Malgré la pression militaire et financière, « les Russes ne mollissent pas » relève Corine Lesnes, dans Le Monde du 7 mai. Pourquoi « molliraient »-ils si, en position de force, ils parviennent à négocier sur la Syrie avec les Etats-Unis? En effet, suite aux menaces nord coréennes, qui semblent avoir réussi à contrebalancer les pressions américaines sur la Syrie, le secrétaire d’Etat américain John Kerry, était les 8 et 9 mai, en Russie pour parler du problème syrien et évoquer la tenue d’une conférence internationale. John Kerry a reconnu explicitement que les deux puissances ont des « intérêts communs » en Syrie. Face aux Américains, les Russes semblent avoir marqué un point non négligeable.

De son côté, la « République islamique ne cède pas » relève Alain Frachon, dans Le Monde du 12 avril. Le chroniqueur vise, bien sûr, le « dossier nucléaire » iranien. Mais il faut être naïf pour ne pas voir derrière le dit dossier un contentieux d’ordre géopolitique entre les Etats-Unis et l’Iran, prêt à « perdre une province » plutôt que de « perdre la Syrie », selon les aveux d’une haute autorité iranienne. Selon la même autorité : « si, aujourd’hui, les Etats-Unis mettaient la main sur Damas, demain ils se retrouveraient à Téhéran ».

Les soutiens de l’Iran ne manquent pas. « Pékin et Moscou ont dit qu’ils ne voteraient pas de nouvelles [sanctions]. En mars, le sommet des BRICS (Brésil, Russie, Inde, Chine, Afrique du Sud) a réaffirmé son opposition « aux menaces militaires et aux sanctions unilatérales », et le groupe considère que les mesures commerciales les plus dures contre l’Iran, celles décidées par les Etats-Unis et l’Europe, sont « unilatérales »». (Alain Frachon- Le Monde du 12 avril 2013).
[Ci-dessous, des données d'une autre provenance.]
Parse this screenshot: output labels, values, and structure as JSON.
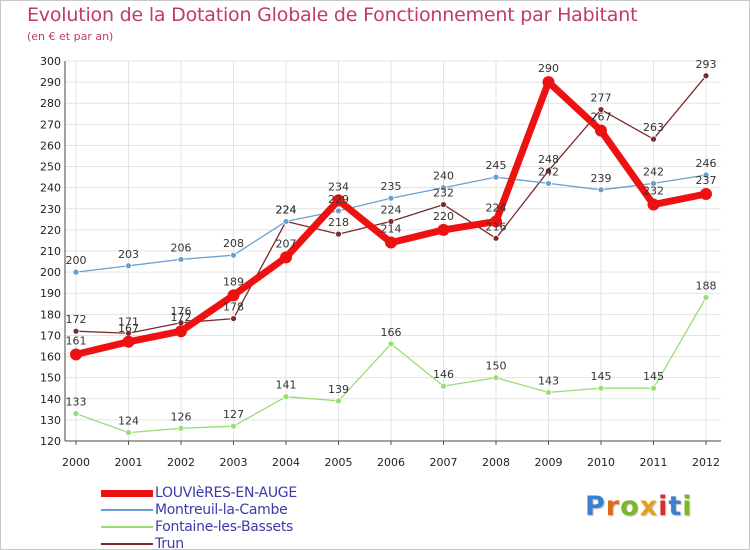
{
  "header": {
    "title": "Evolution de la Dotation Globale de Fonctionnement par Habitant",
    "subtitle": "(en € et par an)"
  },
  "logo": {
    "text": "Proxiti",
    "letter_colors": [
      "#3b7fd0",
      "#e06a1c",
      "#7ab828",
      "#e0a020",
      "#d03030",
      "#3b7fd0",
      "#7ab828"
    ]
  },
  "chart_data": {
    "type": "line",
    "x": [
      "2000",
      "2001",
      "2002",
      "2003",
      "2004",
      "2005",
      "2006",
      "2007",
      "2008",
      "2009",
      "2010",
      "2011",
      "2012"
    ],
    "ylim": [
      120,
      300
    ],
    "yticks": [
      120,
      130,
      140,
      150,
      160,
      170,
      180,
      190,
      200,
      210,
      220,
      230,
      240,
      250,
      260,
      270,
      280,
      290,
      300
    ],
    "grid": true,
    "legend_position": "bottom-left",
    "series": [
      {
        "name": "LOUVIèRES-EN-AUGE",
        "color": "#ee1111",
        "values": [
          161,
          167,
          172,
          189,
          207,
          234,
          214,
          220,
          224,
          290,
          267,
          232,
          237
        ]
      },
      {
        "name": "Montreuil-la-Cambe",
        "color": "#6a9fd0",
        "values": [
          200,
          203,
          206,
          208,
          224,
          229,
          235,
          240,
          245,
          242,
          239,
          242,
          246
        ]
      },
      {
        "name": "Fontaine-les-Bassets",
        "color": "#99dd77",
        "values": [
          133,
          124,
          126,
          127,
          141,
          139,
          166,
          146,
          150,
          143,
          145,
          145,
          188
        ]
      },
      {
        "name": "Trun",
        "color": "#7a2a2a",
        "values": [
          172,
          171,
          176,
          178,
          224,
          218,
          224,
          232,
          216,
          248,
          277,
          263,
          293
        ]
      }
    ]
  }
}
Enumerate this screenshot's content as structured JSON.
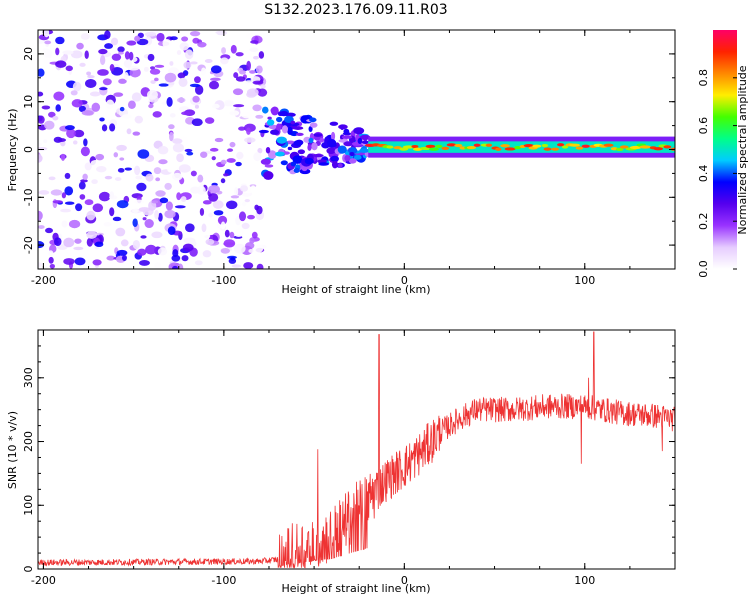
{
  "title": "S132.2023.176.09.11.R03",
  "colors": {
    "snr_line": "#ee3333",
    "axis": "#000000",
    "background": "#ffffff"
  },
  "chart_data": [
    {
      "type": "heatmap",
      "name": "spectrogram",
      "xlabel": "Height of straight line (km)",
      "ylabel": "Frequency (Hz)",
      "xlim": [
        -203,
        150
      ],
      "ylim": [
        -25,
        25
      ],
      "xticks": [
        -200,
        -100,
        0,
        100
      ],
      "xtick_labels": [
        "-200",
        "-100",
        "0",
        "100"
      ],
      "yticks": [
        -20,
        -10,
        0,
        10,
        20
      ],
      "ytick_labels": [
        "-20",
        "-10",
        "0",
        "10",
        "20"
      ],
      "regions": [
        {
          "description": "broadband noise",
          "x_range": [
            -203,
            -78
          ],
          "y_range": [
            -25,
            25
          ],
          "amplitude": 0.15
        },
        {
          "description": "transition blobs",
          "x_range": [
            -78,
            -20
          ],
          "y_range": [
            -8,
            8
          ],
          "amplitude": 0.35
        },
        {
          "description": "narrow carrier band",
          "x_range": [
            -20,
            150
          ],
          "y_center": 0.5,
          "half_width": 2,
          "amplitude": 0.8
        }
      ],
      "colorbar": {
        "label": "Normalized spectral amplitude",
        "range": [
          0,
          1
        ],
        "ticks": [
          0.0,
          0.2,
          0.4,
          0.6,
          0.8
        ],
        "tick_labels": [
          "0.0",
          "0.2",
          "0.4",
          "0.6",
          "0.8"
        ],
        "stops": [
          "#ffffff",
          "#e6ccff",
          "#9933ff",
          "#5500ee",
          "#0000ff",
          "#00ccff",
          "#00ff88",
          "#44ff00",
          "#ffee00",
          "#ff8800",
          "#ff2200",
          "#ff0066"
        ]
      }
    },
    {
      "type": "line",
      "name": "snr",
      "xlabel": "Height of straight line (km)",
      "ylabel": "SNR (10 * v/v)",
      "xlim": [
        -203,
        150
      ],
      "ylim": [
        0,
        375
      ],
      "xticks": [
        -200,
        -100,
        0,
        100
      ],
      "xtick_labels": [
        "-200",
        "-100",
        "0",
        "100"
      ],
      "yticks": [
        0,
        100,
        200,
        300
      ],
      "ytick_labels": [
        "0",
        "100",
        "200",
        "300"
      ],
      "trend": {
        "x": [
          -203,
          -80,
          -70,
          -60,
          -40,
          -20,
          -10,
          0,
          10,
          20,
          30,
          40,
          60,
          80,
          100,
          120,
          140,
          150
        ],
        "y": [
          10,
          12,
          15,
          30,
          55,
          110,
          140,
          160,
          185,
          215,
          235,
          250,
          250,
          255,
          255,
          245,
          240,
          235
        ]
      },
      "spikes": [
        {
          "x": -14,
          "y": 368
        },
        {
          "x": -48,
          "y": 188
        },
        {
          "x": 105,
          "y": 372
        },
        {
          "x": 102,
          "y": 300
        },
        {
          "x": 98,
          "y": 165
        },
        {
          "x": 143,
          "y": 185
        }
      ]
    }
  ]
}
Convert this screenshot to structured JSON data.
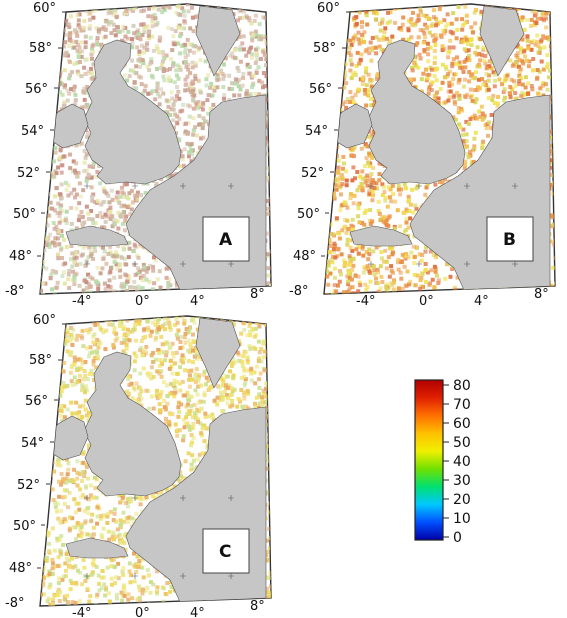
{
  "maps": [
    {
      "id": "A",
      "label": "A",
      "palette": [
        "#d2c8b4",
        "#c9a38f",
        "#d9b49e",
        "#e8e6a6",
        "#b5d9a8",
        "#c98e82"
      ]
    },
    {
      "id": "B",
      "label": "B",
      "palette": [
        "#e79046",
        "#ef9b4d",
        "#f3c04c",
        "#f0e24a",
        "#e06e3e",
        "#d9d75a"
      ]
    },
    {
      "id": "C",
      "label": "C",
      "palette": [
        "#f3e36a",
        "#ecd457",
        "#e9e88b",
        "#c9e08c",
        "#e8a560",
        "#f0c061"
      ]
    }
  ],
  "lat_labels": [
    "60°",
    "58°",
    "56°",
    "54°",
    "52°",
    "50°",
    "48°"
  ],
  "lon_labels": [
    "-8°",
    "-4°",
    "0°",
    "4°",
    "8°"
  ],
  "colorbar": {
    "ticks": [
      "80",
      "70",
      "60",
      "50",
      "40",
      "30",
      "20",
      "10",
      "0"
    ],
    "min": 0,
    "max": 80,
    "colors": [
      "#0000a8",
      "#0050ff",
      "#00c8ff",
      "#00e070",
      "#70e000",
      "#f0f000",
      "#ffc000",
      "#ff7000",
      "#e02000",
      "#b00000"
    ]
  }
}
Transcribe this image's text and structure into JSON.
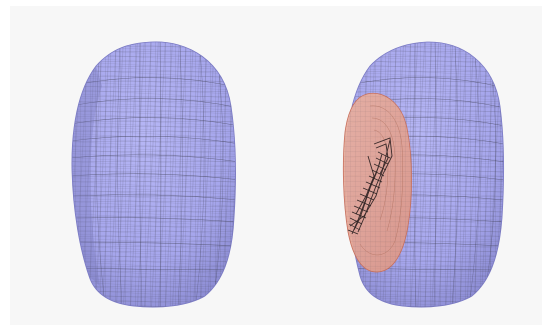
{
  "panels": [
    {
      "id": "left",
      "object": "head-mesh",
      "has_overlay": false
    },
    {
      "id": "right",
      "object": "head-mesh-with-ear-region",
      "has_overlay": true
    }
  ],
  "colors": {
    "background": "#ffffff",
    "frame": "#f7f7f7",
    "mesh_fill": "#a8a8ee",
    "mesh_shade": "#8f8fd8",
    "mesh_lines": "#4b4b5e",
    "overlay_fill": "#e8a08e",
    "overlay_stroke": "#c8705e",
    "ear_lines": "#3a2a2a"
  },
  "icons": {
    "left_head": "head-mesh-icon",
    "right_head": "head-mesh-icon",
    "ear_overlay": "ear-region-overlay"
  }
}
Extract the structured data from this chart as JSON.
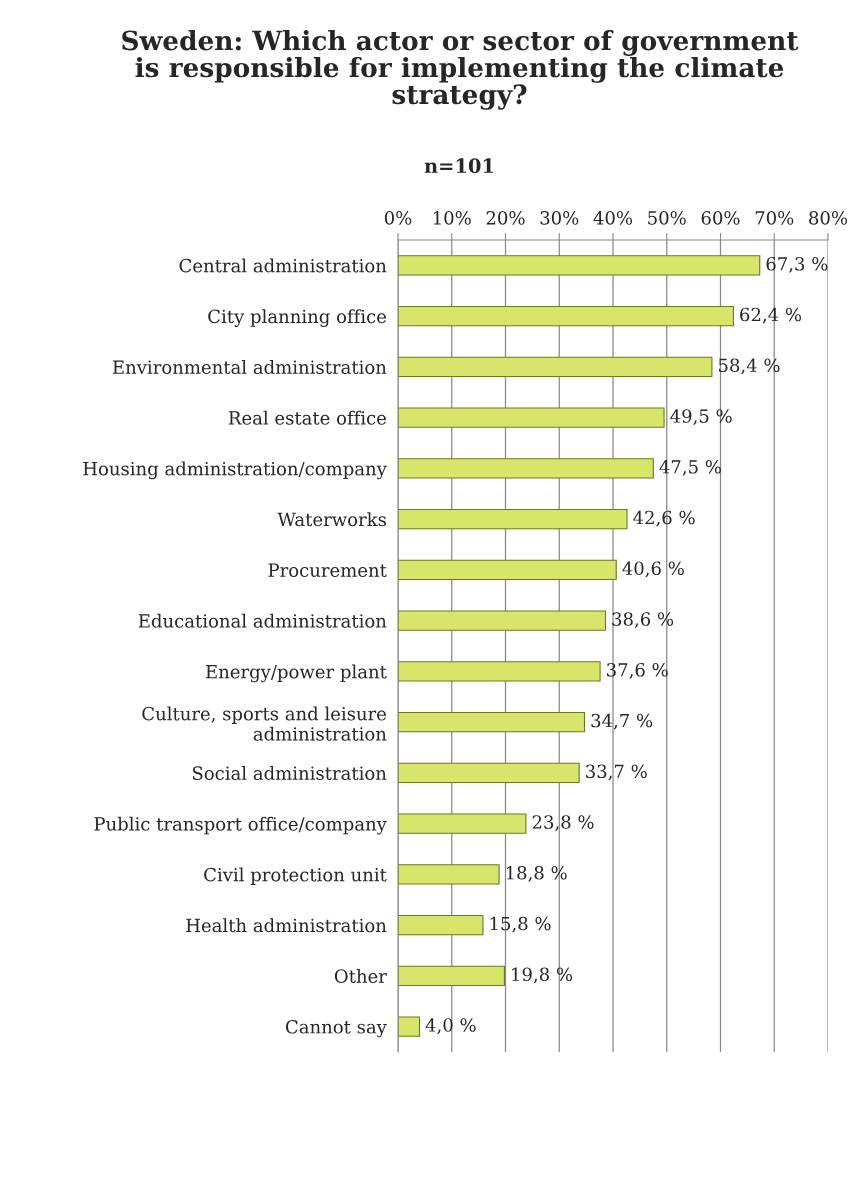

Exit l’ONU ; vive la loi du plus fort (Etats-Unis et Europe) : la loi de la jungle.

Tout porte à croire que l’enjeu de la « bataille de Syrie » dépasse largement le cadre d’un pays ou d’une région. En effet, selon l’un des « quatre scénarios de la CIA pour 2030 » (1), la centrale américaine prévoit une bipolarisation du monde en 2030, autour de deux « superpuissances » : les Etats-Unis et la Chine.

En cas de victoire des Etats-Unis dans la « bataille de Syrie », les Américains arriveraient à resserrer leur étau autour de la Chine, incapable, dans une telle situation, de jouer son rôle de « superpuissance » ; et le « monde unipolaire » se trouverait sous les fourches caudines des Etats-Unis.

Nous n’en sommes pas encore là. Mais, l’épée de Damoclès des Etats-Unis menace l’humanité de la domination sans partage du monde.


(1) Le monde en 2013, vu par la CIA- Edition des Equateurs- cité par Le Monde du 08 mai 2013.